Padern se trouve au piémont d’un château, qui ne se visite pas. Je passe donc et commence une longue, très longue montée vers le château de Quéribus. 400 m de dénivelé sur 5 km. J’adopte encore aujourd’hui une marche lente, d’autant que je sens qu’il me manque un peu de sommeil pour cause de chute de miroir ! Une marche de montagnard, pas après pas, sans jamais forcer, même si ça paraît plus facile. Dans les montées caillouteuses, je cherche tout ce qui peut faire « escalier » et faciliter la progression.
Enfin Quéribus. C’est le mieux conservé des châteaux cathares et il paraît toujours aussi inexpugnable, dressé comme un dé sur son rocher, culminant à 728 m. Par deux fois, au XIIIe siècle, il a été assiégé par des troupes sur ordre du roi de France pour réduire le dernier bastion de la résistance cathare qu’il était devenu, en vain. Mais un troisième siège, plus subtilement mené par le valeureux Olivier de Termes au service du roi Louis IX (Saint-Louis), obtint la reddition des Cathares.
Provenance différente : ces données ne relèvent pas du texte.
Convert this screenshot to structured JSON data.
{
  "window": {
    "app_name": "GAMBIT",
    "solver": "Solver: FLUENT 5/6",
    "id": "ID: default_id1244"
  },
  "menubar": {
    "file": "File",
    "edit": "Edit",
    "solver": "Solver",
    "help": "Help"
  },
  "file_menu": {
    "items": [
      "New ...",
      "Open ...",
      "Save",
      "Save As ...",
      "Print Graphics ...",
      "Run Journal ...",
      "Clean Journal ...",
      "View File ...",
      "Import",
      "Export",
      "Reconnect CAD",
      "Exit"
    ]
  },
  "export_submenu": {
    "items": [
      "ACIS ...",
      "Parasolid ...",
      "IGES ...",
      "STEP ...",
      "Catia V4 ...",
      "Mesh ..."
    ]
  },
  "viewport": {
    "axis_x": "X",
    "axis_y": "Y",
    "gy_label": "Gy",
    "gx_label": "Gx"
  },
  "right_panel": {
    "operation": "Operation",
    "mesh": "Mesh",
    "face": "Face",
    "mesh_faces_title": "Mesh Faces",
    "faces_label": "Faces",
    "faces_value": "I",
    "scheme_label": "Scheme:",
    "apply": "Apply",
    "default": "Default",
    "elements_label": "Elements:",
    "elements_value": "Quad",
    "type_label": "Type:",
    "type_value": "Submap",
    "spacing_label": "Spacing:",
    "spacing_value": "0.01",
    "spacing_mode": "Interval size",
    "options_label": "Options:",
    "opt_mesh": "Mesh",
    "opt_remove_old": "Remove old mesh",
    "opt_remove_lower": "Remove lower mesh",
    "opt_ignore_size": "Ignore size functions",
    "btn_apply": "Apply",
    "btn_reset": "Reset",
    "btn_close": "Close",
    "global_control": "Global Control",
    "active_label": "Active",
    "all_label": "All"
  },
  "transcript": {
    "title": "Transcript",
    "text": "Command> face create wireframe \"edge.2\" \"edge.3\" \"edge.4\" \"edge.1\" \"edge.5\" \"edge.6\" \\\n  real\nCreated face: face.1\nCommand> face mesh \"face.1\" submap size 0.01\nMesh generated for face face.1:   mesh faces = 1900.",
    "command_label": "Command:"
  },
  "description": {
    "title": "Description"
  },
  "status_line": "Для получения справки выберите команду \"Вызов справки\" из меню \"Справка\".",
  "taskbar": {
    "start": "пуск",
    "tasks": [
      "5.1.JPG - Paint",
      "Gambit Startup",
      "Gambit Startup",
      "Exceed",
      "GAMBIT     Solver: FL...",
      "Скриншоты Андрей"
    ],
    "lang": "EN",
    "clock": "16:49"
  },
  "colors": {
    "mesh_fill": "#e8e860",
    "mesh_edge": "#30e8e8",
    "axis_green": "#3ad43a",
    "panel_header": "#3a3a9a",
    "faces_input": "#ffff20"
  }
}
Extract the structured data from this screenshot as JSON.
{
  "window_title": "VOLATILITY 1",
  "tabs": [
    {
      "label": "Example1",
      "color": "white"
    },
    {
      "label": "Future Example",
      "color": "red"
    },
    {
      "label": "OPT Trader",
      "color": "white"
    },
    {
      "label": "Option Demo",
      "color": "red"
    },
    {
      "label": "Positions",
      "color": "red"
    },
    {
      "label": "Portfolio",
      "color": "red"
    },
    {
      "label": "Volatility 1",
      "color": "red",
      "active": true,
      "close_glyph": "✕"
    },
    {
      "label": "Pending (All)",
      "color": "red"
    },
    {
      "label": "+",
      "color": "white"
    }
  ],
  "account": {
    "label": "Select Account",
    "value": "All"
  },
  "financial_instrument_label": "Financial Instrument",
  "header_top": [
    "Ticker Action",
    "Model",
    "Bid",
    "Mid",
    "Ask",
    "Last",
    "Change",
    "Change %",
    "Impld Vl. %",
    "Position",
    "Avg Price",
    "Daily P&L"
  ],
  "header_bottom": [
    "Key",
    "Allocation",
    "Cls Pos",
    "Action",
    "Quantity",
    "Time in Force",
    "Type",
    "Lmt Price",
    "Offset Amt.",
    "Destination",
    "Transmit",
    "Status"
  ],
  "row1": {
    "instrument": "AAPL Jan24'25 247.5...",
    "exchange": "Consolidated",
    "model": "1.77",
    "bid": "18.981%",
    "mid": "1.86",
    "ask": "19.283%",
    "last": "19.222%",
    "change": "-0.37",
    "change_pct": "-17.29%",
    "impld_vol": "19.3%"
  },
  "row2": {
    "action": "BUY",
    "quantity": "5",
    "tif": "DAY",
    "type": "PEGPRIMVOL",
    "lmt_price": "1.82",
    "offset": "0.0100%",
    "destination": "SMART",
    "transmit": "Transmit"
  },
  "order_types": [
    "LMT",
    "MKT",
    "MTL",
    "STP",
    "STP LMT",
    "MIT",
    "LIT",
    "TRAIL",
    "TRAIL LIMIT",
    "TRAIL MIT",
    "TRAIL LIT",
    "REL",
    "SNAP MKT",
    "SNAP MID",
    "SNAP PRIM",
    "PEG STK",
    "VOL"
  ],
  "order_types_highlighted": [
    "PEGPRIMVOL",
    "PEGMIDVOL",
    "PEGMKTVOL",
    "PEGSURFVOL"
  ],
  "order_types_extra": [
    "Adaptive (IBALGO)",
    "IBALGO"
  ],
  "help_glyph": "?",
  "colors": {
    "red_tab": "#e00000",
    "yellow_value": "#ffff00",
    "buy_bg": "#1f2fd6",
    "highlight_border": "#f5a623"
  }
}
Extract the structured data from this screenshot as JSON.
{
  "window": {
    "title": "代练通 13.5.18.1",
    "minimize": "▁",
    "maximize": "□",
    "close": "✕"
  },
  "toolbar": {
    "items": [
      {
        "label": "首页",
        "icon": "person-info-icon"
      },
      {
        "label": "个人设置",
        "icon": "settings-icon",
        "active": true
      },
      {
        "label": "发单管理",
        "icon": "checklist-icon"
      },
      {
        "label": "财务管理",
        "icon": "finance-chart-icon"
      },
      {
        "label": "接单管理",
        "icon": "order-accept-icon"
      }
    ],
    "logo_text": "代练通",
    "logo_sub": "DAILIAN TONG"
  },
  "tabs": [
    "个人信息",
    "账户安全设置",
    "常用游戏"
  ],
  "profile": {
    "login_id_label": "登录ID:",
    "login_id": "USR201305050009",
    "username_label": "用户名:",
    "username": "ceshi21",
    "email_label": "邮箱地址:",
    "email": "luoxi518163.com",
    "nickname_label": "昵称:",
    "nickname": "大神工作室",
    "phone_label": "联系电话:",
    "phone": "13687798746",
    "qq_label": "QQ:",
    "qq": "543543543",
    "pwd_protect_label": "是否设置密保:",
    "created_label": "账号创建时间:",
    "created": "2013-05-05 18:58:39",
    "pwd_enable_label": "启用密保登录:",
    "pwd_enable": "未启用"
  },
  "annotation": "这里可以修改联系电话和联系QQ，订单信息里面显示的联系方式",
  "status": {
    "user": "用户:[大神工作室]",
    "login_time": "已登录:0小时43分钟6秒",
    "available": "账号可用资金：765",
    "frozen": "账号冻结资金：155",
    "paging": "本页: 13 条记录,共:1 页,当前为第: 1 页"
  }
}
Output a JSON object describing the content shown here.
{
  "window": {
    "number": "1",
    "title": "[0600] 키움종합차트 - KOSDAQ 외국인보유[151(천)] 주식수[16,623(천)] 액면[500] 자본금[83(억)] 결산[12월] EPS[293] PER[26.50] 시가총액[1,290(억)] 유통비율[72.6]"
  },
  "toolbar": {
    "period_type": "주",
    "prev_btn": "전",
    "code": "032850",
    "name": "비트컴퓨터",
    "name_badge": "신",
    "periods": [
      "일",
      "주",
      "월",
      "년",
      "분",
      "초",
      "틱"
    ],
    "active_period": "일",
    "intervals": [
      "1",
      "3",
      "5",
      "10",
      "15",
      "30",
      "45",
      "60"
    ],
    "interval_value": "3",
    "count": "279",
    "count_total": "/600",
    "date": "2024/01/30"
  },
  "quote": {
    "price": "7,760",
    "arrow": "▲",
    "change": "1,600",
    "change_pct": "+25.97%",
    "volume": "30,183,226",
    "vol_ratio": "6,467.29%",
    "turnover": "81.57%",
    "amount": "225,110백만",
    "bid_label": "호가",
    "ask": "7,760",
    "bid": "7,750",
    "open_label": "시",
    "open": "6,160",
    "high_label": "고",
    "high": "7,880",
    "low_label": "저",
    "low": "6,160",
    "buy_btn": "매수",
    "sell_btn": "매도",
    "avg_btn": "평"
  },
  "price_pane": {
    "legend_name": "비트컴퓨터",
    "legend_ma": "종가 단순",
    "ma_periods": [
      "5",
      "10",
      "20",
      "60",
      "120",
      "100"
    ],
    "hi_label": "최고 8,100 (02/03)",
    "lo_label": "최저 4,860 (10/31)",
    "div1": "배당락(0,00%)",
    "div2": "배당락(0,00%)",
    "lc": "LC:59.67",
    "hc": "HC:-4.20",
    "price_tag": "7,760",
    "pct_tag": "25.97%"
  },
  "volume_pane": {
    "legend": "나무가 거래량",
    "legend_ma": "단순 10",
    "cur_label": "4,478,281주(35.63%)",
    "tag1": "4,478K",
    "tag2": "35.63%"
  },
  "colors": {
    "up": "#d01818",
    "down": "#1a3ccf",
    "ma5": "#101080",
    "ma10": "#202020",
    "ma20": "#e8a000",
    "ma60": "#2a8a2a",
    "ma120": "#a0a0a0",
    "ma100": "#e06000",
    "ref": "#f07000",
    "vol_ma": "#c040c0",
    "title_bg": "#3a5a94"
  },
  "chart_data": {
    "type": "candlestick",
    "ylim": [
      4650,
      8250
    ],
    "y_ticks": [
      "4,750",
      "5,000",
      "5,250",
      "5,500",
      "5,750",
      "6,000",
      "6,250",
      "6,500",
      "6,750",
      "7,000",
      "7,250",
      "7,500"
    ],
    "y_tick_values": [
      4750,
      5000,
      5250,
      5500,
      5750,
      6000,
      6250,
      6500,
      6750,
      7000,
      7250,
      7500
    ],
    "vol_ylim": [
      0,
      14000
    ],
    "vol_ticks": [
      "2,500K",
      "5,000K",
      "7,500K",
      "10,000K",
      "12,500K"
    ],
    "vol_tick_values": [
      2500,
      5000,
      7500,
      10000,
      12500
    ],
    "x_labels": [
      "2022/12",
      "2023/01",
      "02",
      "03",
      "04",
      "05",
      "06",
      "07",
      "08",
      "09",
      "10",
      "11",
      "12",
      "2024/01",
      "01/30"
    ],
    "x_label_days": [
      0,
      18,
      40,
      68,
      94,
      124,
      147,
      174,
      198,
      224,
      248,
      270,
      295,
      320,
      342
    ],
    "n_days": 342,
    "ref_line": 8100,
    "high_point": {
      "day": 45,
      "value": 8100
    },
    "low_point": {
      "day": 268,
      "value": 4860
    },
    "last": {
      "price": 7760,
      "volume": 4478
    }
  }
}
Je prends mon repas à côté d’autres randonneurs, un club de Perpignan ; ils sont une vingtaine. L’ambiance est bon enfant, mais je dois subir un discours interminable sur les différentes farines tenu par un certain Philippe, le trésorier du club, expert aussi en céréales ! Une randonneuse me demande si je « fais » le Sentier cathare et si je vais visiter tous les châteaux, ce qui lui paraît être un exploit.
« Faire le sentier », expression maintes fois entendue et que j’utilise moi-même. Oui, on fait son Sentier, à chaque pas, par notre rythme, notre découverte, nos pensées en randonnant, par ce qu’on regarde, par ce qui nous intéresse. À chaque randonneur, son Sentier, sa randonnée. Parmi les choses qui m’intéressent, il y a en particulier la végétation. Ici, dans les Corbières, dominent le jaune du genêt d’Espagne, le bleu des Nigelles de Damas, les cystes et les orchidées, et d’autres plantes que je n’ai pas encore identifiées.
Mais il faut repartir et descendre dans la plaine où on aperçoit Cucugnan, le village du curé qu’Alphonse Daudet a rendu célèbre dans sa nouvelle publiée en 1866 puis dans les Lettres de mon moulin. Les habitants d’aujourd’hui ont-ils retrouvé la foi que ce curé avait rêvé de leur redonner en son temps par la confession ? En tout cas, pour arriver à l’église, il me faut monter une côte très raide qui aboutit, non pas au confessionnal, mais à la terrasse ombragée d’un bar. C’est aussi un peu le paradis ! Je ne suis d’ailleurs pas le seul à en profiter, mon randonneur en habits noirs est attablé et déjeune en compagnie d’une randonneuse aperçue hier. Nous allons, avec elle, nous revoir souvent.
Encore 5km pour arriver à Duilhac-sous-Peyrepertuse. Le village est au pied de la falaise immense au sommet de laquelle s’étale le château de Peyrepertuse. Chambre d’hôte plus banale qu’hier mais accueil très sympathique de l’hôtesse et de son chien (sans compter les trois chats!). Entre autres choses, on parle de Bugarach, où je vais passer dans deux jours. En 2000, le monde devant finir dans une catastrophe apocalyptique selon le calendrier maya, des extraterrestres étaient censés enlever dans leur soucoupe volante des « élus » dans ce village du bout du monde, me raconte mon hôtesse … Il en reste un, de ces « illuminés », me dit-elle. On en rigole un peu, évidemment. Et pourtant, une catastrophe mondiale, beaucoup la prédisent, et il n’y aura pas de soucoupe volante pour partir dans la galaxie (sauf pour Elon Musk dans sa fusée) !
Pas de repas du soir dans ce gîte mais, heureusement, une épicerie est ouverte qui me permet de trouver de quoi manger ce soir et pour mon pique-nique de demain midi. Ici, on ne paye qu’en liquide.
Petit-déjeuner prévu à 6H45. Merci à l’hôtesse pour sa disponibilité.